WHD: Nisa Premier Hospital advises on life style, regular exercise



As Nigeria joins the rest of the world to mark World Hypertension Day (WHD), a Consultant Cardiologist at Nisa Premier Hospital Abuja, Dr Damar Shawarji, has called for life style modification in all hypertensive patients.

He gave the advice, Tuesday, at an event organised to commemorate WHD by the hospital in Abuja.

The theme for this year’s WHD: “Measure Your Blood Pressure, Control It, Live Longer” was chosen by The World Hypertension League based on current statistics showing uncomfortably low awareness and poor control of HBP.

Dr Shawarji noted that hypertension is a major cause of morbidity and mortality, and needs to be treated, noting that it is an extremely common condition which still remains under-diagnosed and undertreated.

Hypertension, he said, “is easy to diagnose and treat and the aim of management is to save the target organs from the deleterious effects of the condition.”

He observed that in 2010, hypertension in Sub-Saharan Africa was the leading risk for death, estimated to cause more than 500,000 deaths and 10 million years of life lost.

The cardiologist said “hypertension is the 6th leading risk for disability, stroke, the major clinical outcome of uncontrolled hypertension, increased 46% from 1990 to 2010 to become the 5th leading risk for death.
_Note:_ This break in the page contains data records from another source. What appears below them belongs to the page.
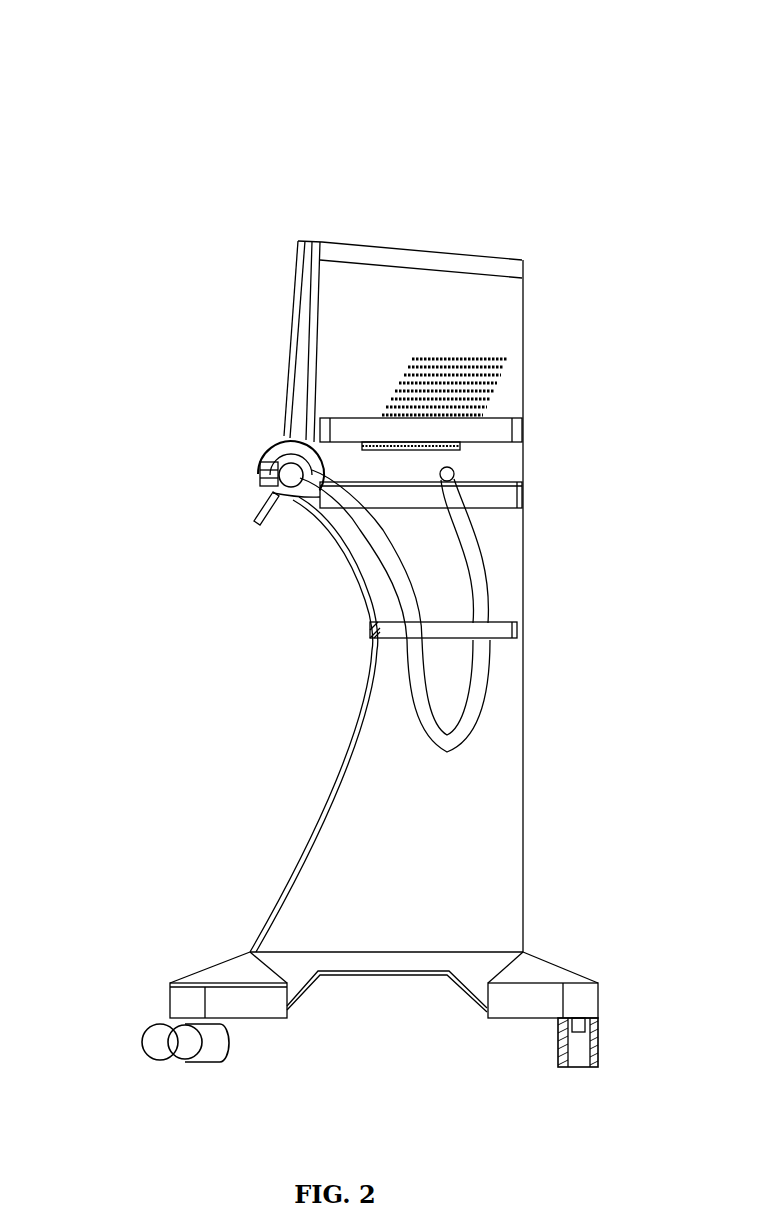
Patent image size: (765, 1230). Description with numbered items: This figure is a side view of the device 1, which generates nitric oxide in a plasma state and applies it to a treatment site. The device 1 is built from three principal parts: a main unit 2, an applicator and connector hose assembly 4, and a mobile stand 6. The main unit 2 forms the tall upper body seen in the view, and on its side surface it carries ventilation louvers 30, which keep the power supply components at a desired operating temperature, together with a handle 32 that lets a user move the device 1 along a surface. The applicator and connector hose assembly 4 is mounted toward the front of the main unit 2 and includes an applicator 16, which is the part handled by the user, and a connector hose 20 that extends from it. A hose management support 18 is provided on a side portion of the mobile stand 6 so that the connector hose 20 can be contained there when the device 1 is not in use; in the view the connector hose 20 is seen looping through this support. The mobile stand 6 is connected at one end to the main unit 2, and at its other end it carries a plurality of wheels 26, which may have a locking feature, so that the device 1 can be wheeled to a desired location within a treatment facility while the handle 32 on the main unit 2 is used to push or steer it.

The device 1 is at (255, 141).
The main unit 2 is at (544, 249).
The applicator and connector hose assembly 4 is at (266, 434).
The mobile stand 6 is at (261, 772).
The applicator 16 is at (268, 492).
The hose management support 18 is at (512, 625).
The connector hose 20 is at (370, 637).
The wheels 26 is at (222, 1047).
The ventilation louvers 30 is at (508, 370).
The handle 32 is at (526, 432).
“Besides pharmacology, we have other choices and people need to be acquainted with these choices and life style modification should always be encouraged in all Hypertensive patients.

“Hypertension is a leading risk for dementia, renal failure, and fetal and maternal death in pregnancy.

“An estimated 7.3% of total health care

is directly related to increased BP and its complications in Sub-Saharan Africa. In 2001, more than $2 billion USD were spent on hypertension-related diseases.”

The cardiologist defined hypertension as systolic blood pressure (SBP) of 140 mmHg or greater, diastolic blood pressure (DBP) of 90 mmHg or greater (taken on 2 different days), or taking antihypertensive medication.